Novelty of benchmarking

The framework introduces benchmarking for concretizing the analysis results, enabling simple communication to customers and stakeholders, and acting as a base for strategic decisions. The benchmarking system does not use weighting and/or aggregating in order to prevent the masking of important information or trying to simplify too much. Instead, it allows a comprehensive picture to be seen and links the various sustainability aspects together in the context of an industry-relevant product category.

Novelty of scalable system assessment

As the developed method links system scoping, an indicator framework, a benchmarking method, and data sources into one dynamic, flexible but consistent method, it provides the answers to several current major bottlenecks of sustainability analysis, namely limited comparability and applicability to a wide variety of systems, and limited system width in terms of the sustainability aspects under analysis. In addition, it scales back to the technology and hence helps drive innovation as it is related directly to process and reactor parameters and hence physics. Together, the scalable benchmark and the scalable indicator palette form the opportunity for producers to choose a relevant baseline that helps them to develop more sustainable solutions and to reach their markets with this message.

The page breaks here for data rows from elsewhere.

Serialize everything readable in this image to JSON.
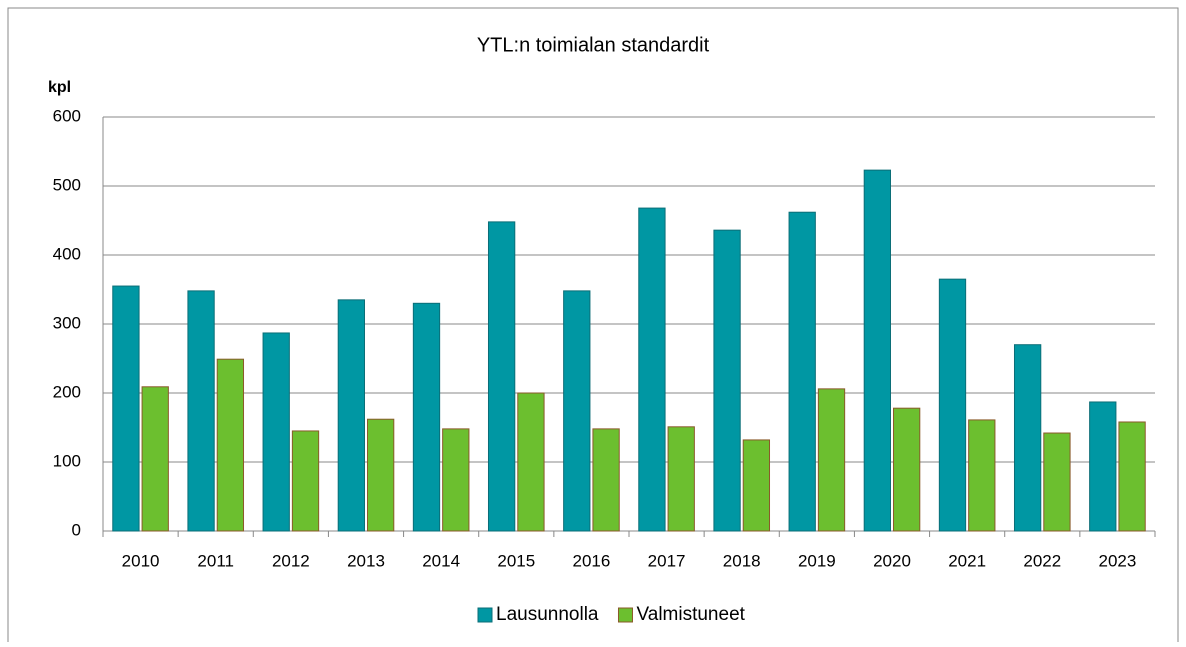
{
  "chart_data": {
    "type": "bar",
    "title": "YTL:n toimialan standardit",
    "y_label": "kpl",
    "categories": [
      "2010",
      "2011",
      "2012",
      "2013",
      "2014",
      "2015",
      "2016",
      "2017",
      "2018",
      "2019",
      "2020",
      "2021",
      "2022",
      "2023"
    ],
    "series": [
      {
        "name": "Lausunnolla",
        "color": "#0097a3",
        "values": [
          355,
          348,
          287,
          335,
          330,
          448,
          348,
          468,
          436,
          462,
          523,
          365,
          270,
          187
        ]
      },
      {
        "name": "Valmistuneet",
        "color": "#6cbf2f",
        "values": [
          209,
          249,
          145,
          162,
          148,
          200,
          148,
          151,
          132,
          206,
          178,
          161,
          142,
          158
        ]
      }
    ],
    "ylim": [
      0,
      600
    ],
    "yticks": [
      0,
      100,
      200,
      300,
      400,
      500,
      600
    ],
    "grid": true,
    "legend": "bottom"
  }
}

Request for better data sources, simulation based, and location specific when needed

The limited availability of publicly available data currently poses a disadvantage to the developed method. The analysis of the quantitative indicators can be performed only by calculating the values until a sufficient amount of benchmarking data becomes available. Simulation is one answer, as missing values can be formed from the available data and the balance of the system. However, if the industry is not already simulating its processes, applying simulation to complex systems is tedious and requires comprehensive information on production methods.